Sunday, November 14, 2010

Walter Rockey's World War I Service

When visiting northern Indiana for a funeral earlier this year, I decided to take the opportunity to visit some cemeteries and get photographs of some tombstone missing from my collection. One such tombstone belonged to a great-grandfather on my mother's side, Walter William Rockey, and was located in Mount Pleasant Cemetery, in Metz, Indiana. I knew very little about Walter as he passed away before I was born and unfortunately, not much was ever said about him. Still, because such a close familial connection existed, I wanted to find out more.

When I finally made it to the cemetery, and located his grave, imagine my surprise when I saw a military marker next to his grave. I came home with a new purpose: to discover how Walter served the United States.
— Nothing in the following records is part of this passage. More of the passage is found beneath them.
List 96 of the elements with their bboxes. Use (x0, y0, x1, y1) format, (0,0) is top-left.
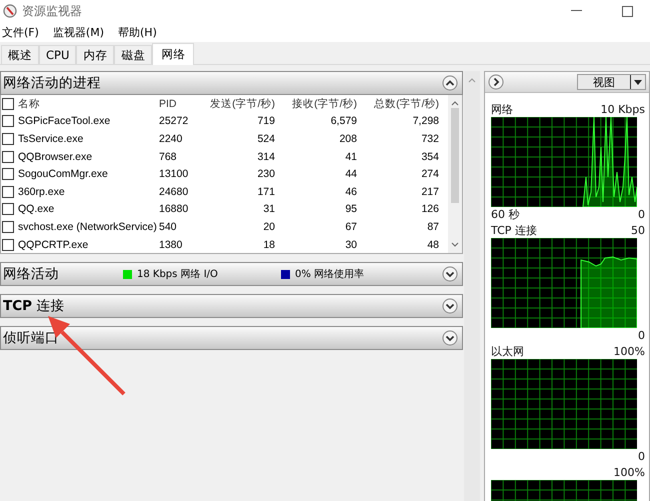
table-cell: 67 (345, 220, 357, 233)
window-title: 资源监视器 (22, 2, 83, 20)
legend-label: 18 Kbps 网络 I/O (137, 268, 218, 282)
table-cell: 87 (427, 220, 439, 233)
graph-min-value: 0 (638, 450, 645, 462)
table-cell: 95 (345, 203, 357, 216)
table-cell: 44 (345, 168, 357, 180)
table-cell-text: 24680 (159, 186, 190, 198)
section-title: 网络活动 (3, 265, 60, 284)
table-cell-text: 1380 (159, 238, 184, 251)
collapse-button[interactable] (442, 75, 458, 91)
legend-label: 0% 网络使用率 (295, 268, 364, 282)
scroll-down-icon[interactable] (451, 242, 459, 248)
table-cell: 171 (257, 186, 275, 198)
scroll-up-icon[interactable] (451, 100, 459, 106)
process-name: SGPicFaceTool.exe (18, 115, 110, 128)
table-cell: 20 (263, 220, 275, 233)
scrollbar[interactable] (448, 95, 462, 254)
checkbox[interactable] (2, 168, 14, 180)
checkbox[interactable] (2, 132, 14, 145)
table-cell: 354 (421, 150, 439, 163)
expand-button[interactable] (442, 266, 458, 282)
table-cell: 41 (345, 150, 357, 163)
graph-max-value: 10 Kbps (600, 102, 645, 116)
table-cell-text: 25272 (159, 115, 190, 128)
checkbox[interactable] (2, 220, 14, 233)
expand-panel-button[interactable] (488, 74, 504, 90)
app-icon (3, 4, 17, 18)
process-name: 360rp.exe (18, 186, 65, 198)
table-cell: 46 (345, 186, 357, 198)
table-cell-text: 16880 (159, 203, 190, 216)
process-name: QQ.exe (18, 203, 54, 216)
table-cell: 31 (263, 203, 275, 216)
graph-min-value: 0 (638, 208, 645, 220)
process-name: svchost.exe (NetworkService) (18, 220, 157, 233)
table-cell: 274 (421, 168, 439, 180)
column-header[interactable]: PID (159, 98, 205, 110)
checkbox[interactable] (2, 186, 14, 198)
table-cell-text: 540 (159, 220, 178, 233)
view-dropdown[interactable]: 视图 (577, 74, 646, 90)
graph-min-value: 0 (638, 328, 645, 342)
graph-max-value: 100% (614, 344, 645, 358)
process-name: QQPCRTP.exe (18, 238, 88, 251)
column-header[interactable]: 接收(字节/秒) (292, 96, 357, 111)
minimize-icon[interactable] (570, 10, 582, 12)
table-cell-text: 768 (159, 150, 178, 163)
tab[interactable]: 内存 (76, 45, 114, 64)
column-header[interactable]: 发送(字节/秒) (210, 96, 275, 111)
tab[interactable]: 网络 (152, 43, 194, 65)
section-title: 网络活动的进程 (3, 74, 101, 92)
graph-title: 网络 (491, 102, 513, 116)
graph-max-value: 50 (631, 224, 645, 236)
checkbox[interactable] (2, 115, 14, 128)
section-header[interactable]: 网络活动的进程 (0, 71, 463, 95)
table-cell: 314 (257, 150, 275, 163)
table-cell-text: 2240 (159, 132, 184, 145)
expand-button[interactable] (442, 298, 458, 314)
section-title: TCP 连接 (3, 297, 66, 316)
menu-item[interactable]: 监视器(M) (52, 24, 104, 40)
process-name: QQBrowser.exe (18, 150, 92, 163)
expand-button[interactable] (442, 330, 458, 346)
checkbox[interactable] (2, 150, 14, 163)
table-cell: 30 (345, 238, 357, 251)
table-cell: 126 (421, 203, 439, 216)
table-cell: 6,579 (330, 115, 357, 128)
graph-title: 以太网 (491, 344, 524, 358)
table-cell: 524 (257, 132, 275, 145)
maximize-icon[interactable] (622, 6, 632, 16)
table-cell: 48 (427, 238, 439, 251)
table-cell: 208 (339, 132, 357, 145)
table-cell: 18 (263, 238, 275, 251)
table-cell: 7,298 (412, 115, 439, 128)
table-cell: 719 (257, 115, 275, 128)
menu-item[interactable]: 文件(F) (2, 24, 39, 40)
table-cell: 230 (257, 168, 275, 180)
menu-item[interactable]: 帮助(H) (118, 24, 157, 40)
tab[interactable]: 概述 (1, 45, 39, 64)
process-name: TsService.exe (18, 132, 84, 145)
graph-title: TCP 连接 (491, 222, 537, 238)
graph-max-value: 100% (614, 466, 645, 478)
checkbox[interactable] (2, 238, 14, 251)
section-header[interactable]: 网络活动 18 Kbps 网络 I/O 0% 网络使用率 (0, 262, 463, 286)
tab[interactable]: 磁盘 (114, 45, 152, 64)
dropdown-arrow-icon (634, 80, 642, 84)
column-header[interactable]: 总数(字节/秒) (374, 96, 439, 111)
process-name: SogouComMgr.exe (18, 168, 108, 180)
tab[interactable]: CPU (39, 45, 76, 64)
checkbox[interactable] (2, 98, 14, 110)
scrollbar[interactable] (464, 71, 480, 501)
checkbox[interactable] (2, 203, 14, 216)
section-header[interactable]: TCP 连接 (0, 294, 463, 318)
time-span-label: 60 秒 (491, 206, 520, 222)
table-cell-text: 13100 (159, 168, 190, 180)
column-header[interactable]: 名称 (18, 96, 40, 111)
table-cell: 217 (421, 186, 439, 198)
table-cell: 732 (421, 132, 439, 145)
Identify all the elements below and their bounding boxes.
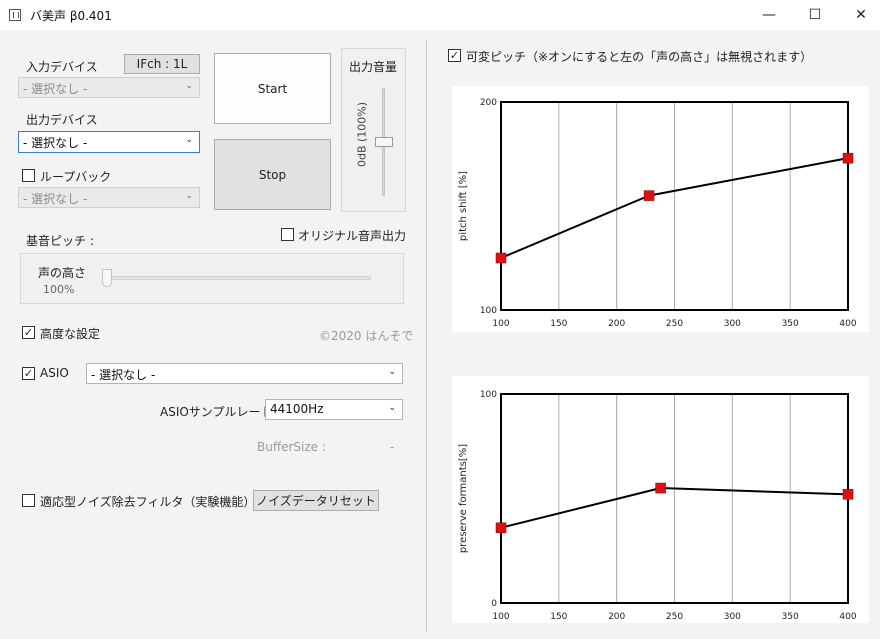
x-tick-label: 400 (839, 319, 856, 329)
voice-height-value: 100% (43, 283, 75, 296)
noise-filter-checkbox[interactable] (22, 494, 35, 507)
original-output-checkbox[interactable] (281, 228, 294, 241)
voice-height-slider-thumb[interactable] (102, 269, 112, 287)
start-button[interactable]: Start (214, 53, 331, 124)
maximize-icon[interactable]: ☐ (792, 0, 838, 30)
y-tick-label: 100 (480, 390, 497, 400)
output-device-select[interactable]: - 選択なし - ⌄ (18, 131, 200, 153)
asio-select[interactable]: - 選択なし - ⌄ (86, 363, 403, 384)
asio-value: - 選択なし - (91, 368, 156, 382)
x-tick-label: 250 (666, 612, 683, 622)
output-device-label: 出力デバイス (26, 113, 98, 127)
y-tick-label: 100 (480, 306, 497, 316)
output-volume-label: 出力音量 (349, 60, 398, 74)
chevron-down-icon: ⌄ (388, 367, 396, 377)
ifch-button[interactable]: IFch : 1L (124, 54, 200, 74)
input-device-select[interactable]: - 選択なし - ⌄ (18, 77, 200, 98)
y-tick-label: 200 (480, 98, 497, 108)
asio-label: ASIO (40, 366, 69, 380)
x-tick-label: 400 (839, 612, 856, 622)
x-tick-label: 200 (608, 612, 625, 622)
asio-checkbox[interactable]: ✓ (22, 367, 35, 380)
checkmark-icon: ✓ (23, 367, 34, 380)
loopback-select[interactable]: - 選択なし - ⌄ (18, 187, 200, 208)
voice-height-label: 声の高さ (38, 266, 87, 280)
sample-rate-label: ASIOサンプルレート : (160, 405, 281, 419)
sample-rate-select[interactable]: 44100Hz ⌄ (265, 399, 403, 420)
window-title: バ美声 β0.401 (30, 9, 112, 23)
y-axis-label: preserve formants[%] (458, 444, 469, 553)
loopback-label: ループバック (40, 170, 112, 184)
data-point (655, 482, 666, 494)
voice-height-slider-track[interactable] (106, 276, 371, 280)
data-point (495, 252, 507, 264)
base-pitch-label: 基音ピッチ : (26, 234, 94, 248)
noise-filter-label: 適応型ノイズ除去フィルタ（実験機能） (40, 495, 256, 509)
chevron-down-icon: ⌄ (185, 81, 193, 91)
x-tick-label: 250 (666, 319, 683, 329)
output-volume-value: 0dB (100%) (355, 101, 369, 168)
buffer-size-label: BufferSize : (257, 440, 326, 454)
checkmark-icon: ✓ (449, 49, 460, 62)
x-tick-label: 150 (550, 612, 567, 622)
x-tick-label: 100 (492, 319, 509, 329)
checkmark-icon: ✓ (23, 326, 34, 339)
y-tick-label: 0 (491, 599, 497, 609)
loopback-checkbox[interactable] (22, 169, 35, 182)
x-tick-label: 350 (782, 319, 799, 329)
chevron-down-icon: ⌄ (388, 403, 396, 413)
sample-rate-value: 44100Hz (270, 402, 324, 416)
data-point (643, 190, 655, 201)
volume-slider-thumb[interactable] (375, 137, 393, 147)
advanced-label: 高度な設定 (40, 327, 101, 341)
preserve-formants-chart[interactable]: 100 150 200 250 300 350 400 0 100 preserve forman… (452, 376, 869, 623)
x-tick-label: 300 (724, 612, 741, 622)
app-icon (9, 9, 21, 21)
pitch-shift-chart[interactable]: 100 150 200 250 300 350 400 100 200 pitch shift [… (452, 86, 869, 332)
stop-button[interactable]: Stop (214, 139, 331, 210)
x-tick-label: 150 (550, 319, 567, 329)
input-device-value: - 選択なし - (23, 82, 88, 96)
minimize-icon[interactable]: — (746, 0, 792, 30)
data-point (842, 152, 854, 164)
data-point (495, 522, 507, 534)
chevron-down-icon: ⌄ (185, 135, 193, 145)
copyright-text: ©2020 はんそで (319, 329, 414, 343)
chevron-down-icon: ⌄ (185, 191, 193, 201)
x-tick-label: 350 (782, 612, 799, 622)
loopback-value: - 選択なし - (23, 192, 88, 206)
advanced-checkbox[interactable]: ✓ (22, 326, 35, 339)
original-output-label: オリジナル音声出力 (298, 229, 407, 243)
y-axis-label: pitch shift [%] (458, 171, 469, 241)
x-tick-label: 200 (608, 319, 625, 329)
noise-reset-button[interactable]: ノイズデータリセット (253, 490, 379, 511)
data-point (842, 489, 854, 500)
variable-pitch-checkbox[interactable]: ✓ (448, 49, 461, 62)
close-icon[interactable]: ✕ (838, 0, 880, 30)
buffer-size-value: - (390, 440, 395, 454)
input-device-label: 入力デバイス (26, 60, 98, 74)
x-tick-label: 300 (724, 319, 741, 329)
variable-pitch-label: 可変ピッチ（※オンにすると左の「声の高さ」は無視されます） (466, 50, 813, 64)
x-tick-label: 100 (492, 612, 509, 622)
output-device-value: - 選択なし - (23, 136, 88, 150)
panel-divider (426, 40, 427, 632)
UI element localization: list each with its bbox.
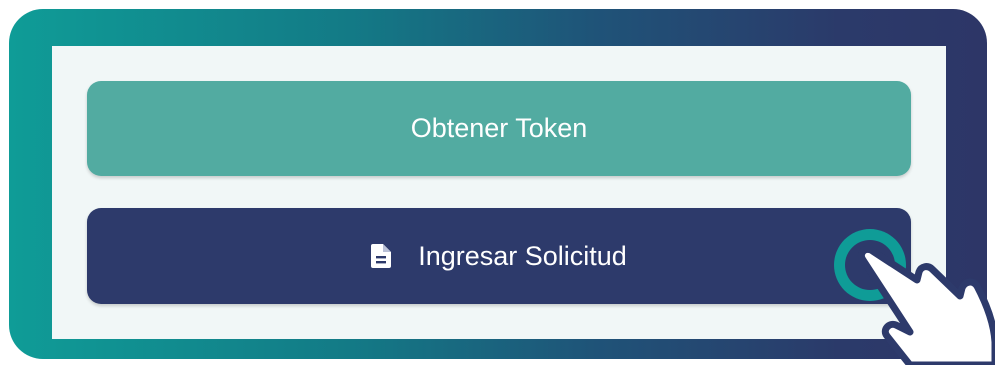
hand-pointer-icon [834,229,995,365]
obtener-token-button[interactable]: Obtener Token [87,81,911,176]
document-icon [371,244,392,268]
obtener-token-label: Obtener Token [410,113,588,143]
ingresar-solicitud-button[interactable]: Ingresar Solicitud [87,208,911,304]
button-panel: Obtener Token Ingresar Solicitud [52,46,946,339]
ingresar-solicitud-label: Ingresar Solicitud [418,240,627,271]
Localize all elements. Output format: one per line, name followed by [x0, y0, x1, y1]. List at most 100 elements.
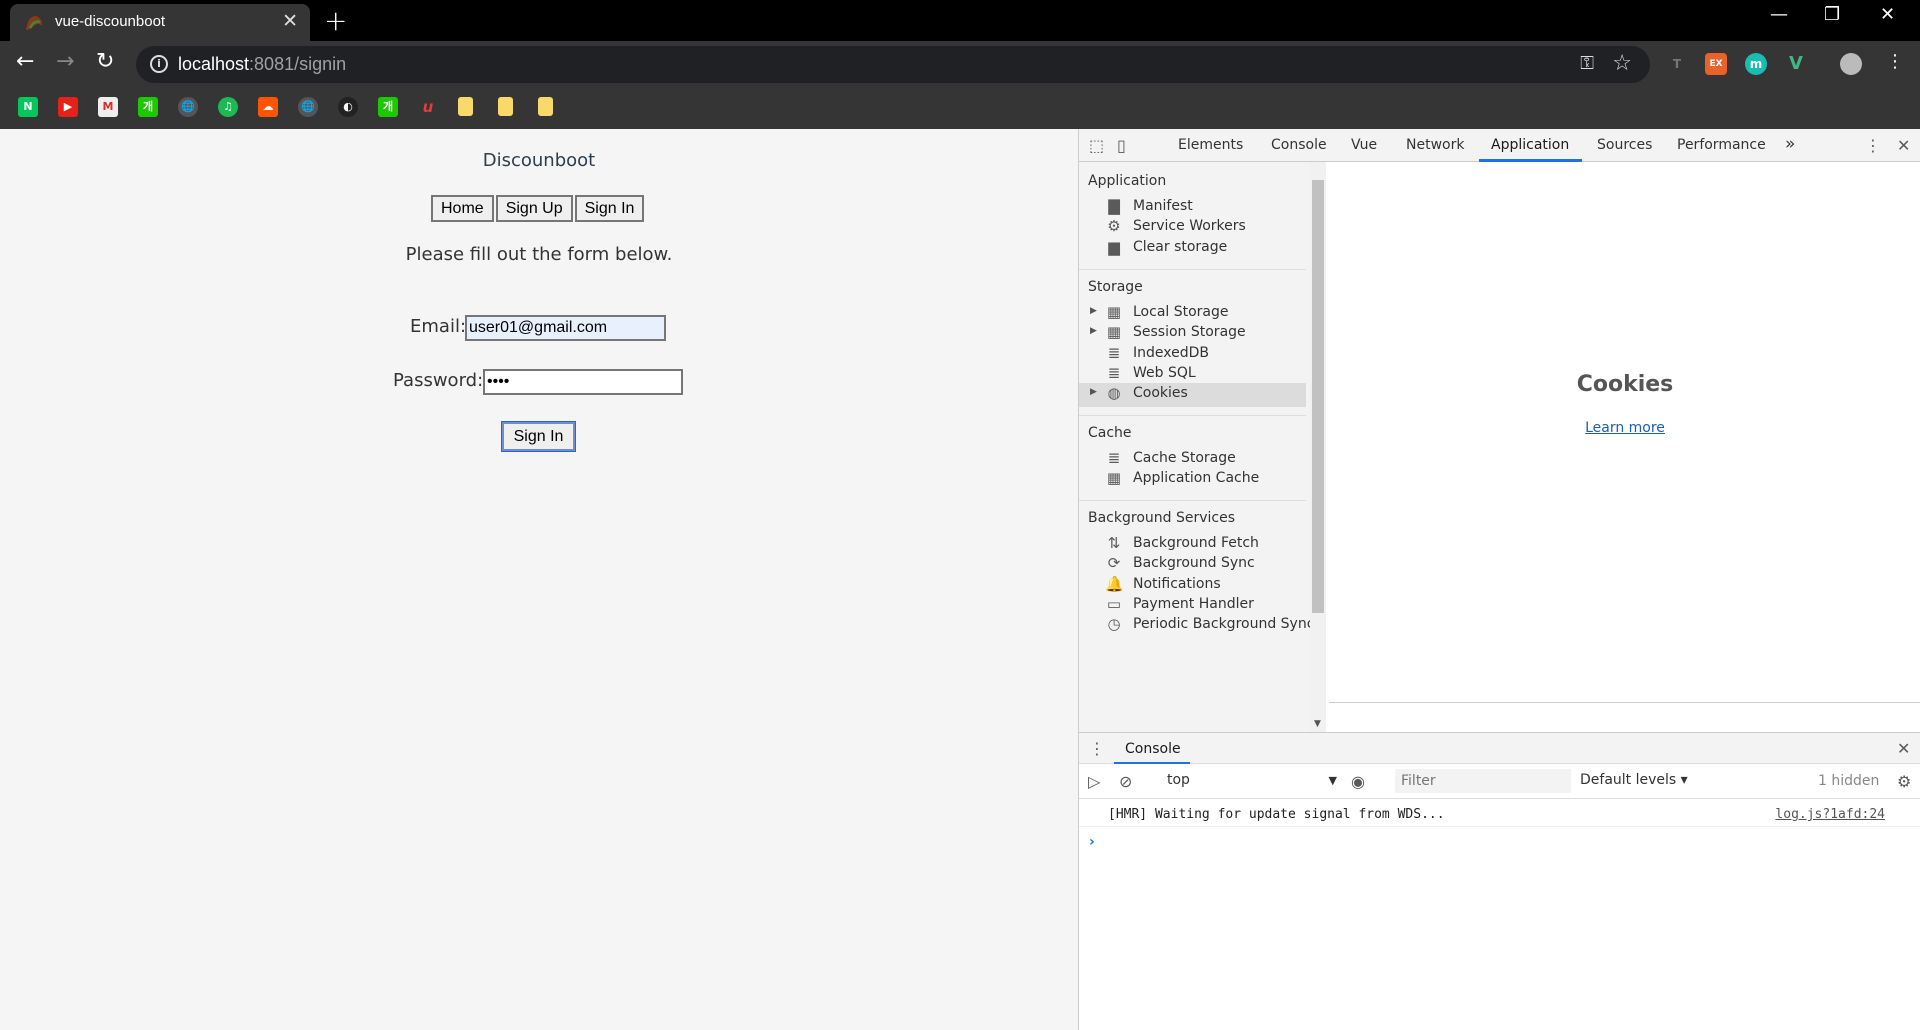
- context-select[interactable]: top ▼: [1167, 772, 1337, 788]
- vue-devtools-icon[interactable]: V: [1785, 53, 1807, 75]
- form-instructions: Please fill out the form below.: [405, 244, 673, 265]
- learn-more-link[interactable]: Learn more: [1329, 420, 1920, 436]
- url-text[interactable]: localhost:8081/signin: [178, 54, 346, 75]
- bookmark-folder-icon[interactable]: [458, 97, 473, 116]
- bookmark-gmail-icon[interactable]: M: [98, 97, 118, 117]
- divider: [1079, 500, 1306, 501]
- cookie-icon: ◍: [1107, 384, 1121, 402]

I was pleasantly surprised when I found out the answer. According to The Official Roster of Ohio Soldiers, Sailors, and Marines in the World War, 1917-18 located on Ancestry.com, Walter enlisted in the U.S. Army on 22 Jul 1918. He was assigned to Company D 334 Infantry on 09 Oct 1918 and was transferred to Company A 16th Infantry as a Discharge Private, First Class on 05 Jan 1919. Walter was finally promoted to Corporal on 09 Mar 1919. He served at St. Mihiel, as well as Meuse-Argonne American Expeditionary Forces 02 Sep 1918 to 13 Aug 1919. He was honorably discharged from the U.S. Army on 17 Aug 1919.
Not knowing too much about World War I, I had to do a little bit more digging to find out what those dates and places meant. I discovered that the Meuse-Argonne offensive, was the biggest operation and victory of the American Expeditionary Forces in World War I. The Meuse-Argonne battle was the largest frontline commitment of troops by the U.S. Army in World War I, and also its deadliest. At the end, over 117,000 U.S. soldiers were killed.

Imagine the strength and bravery he must have possessed to live through a year in the trenches. One particularly interesting bit of information I found was that the purpose of the Meuse-Argonne offensive was to eventually push back the German army past the city of Metz, where the Germans had heavily fortified forts. Consider the irony: Walter was a man of German ancestry, who would eventually be buried in the town of Metz in Indiana. Yet here he was fighting the Germans and heading towards the city of Metz in Germany.

When Walter returned to the United States, he resumed his life as a farmer in a very small, rural area of the country and raised a family with his wife, Doris. When I discovered all that he had done for our country, and that he returned to a relatively simple life, I felt honored to have someone like Walter in my family.


Walter Rockey's family. His parents, William Dietrich Rockey and Caroline Wilhemina
Hoch are seated in the front row. In the back row, are his sister Gertrude Katharina,
Walter William (the subject of this essay), and his brother Henry Dietrich.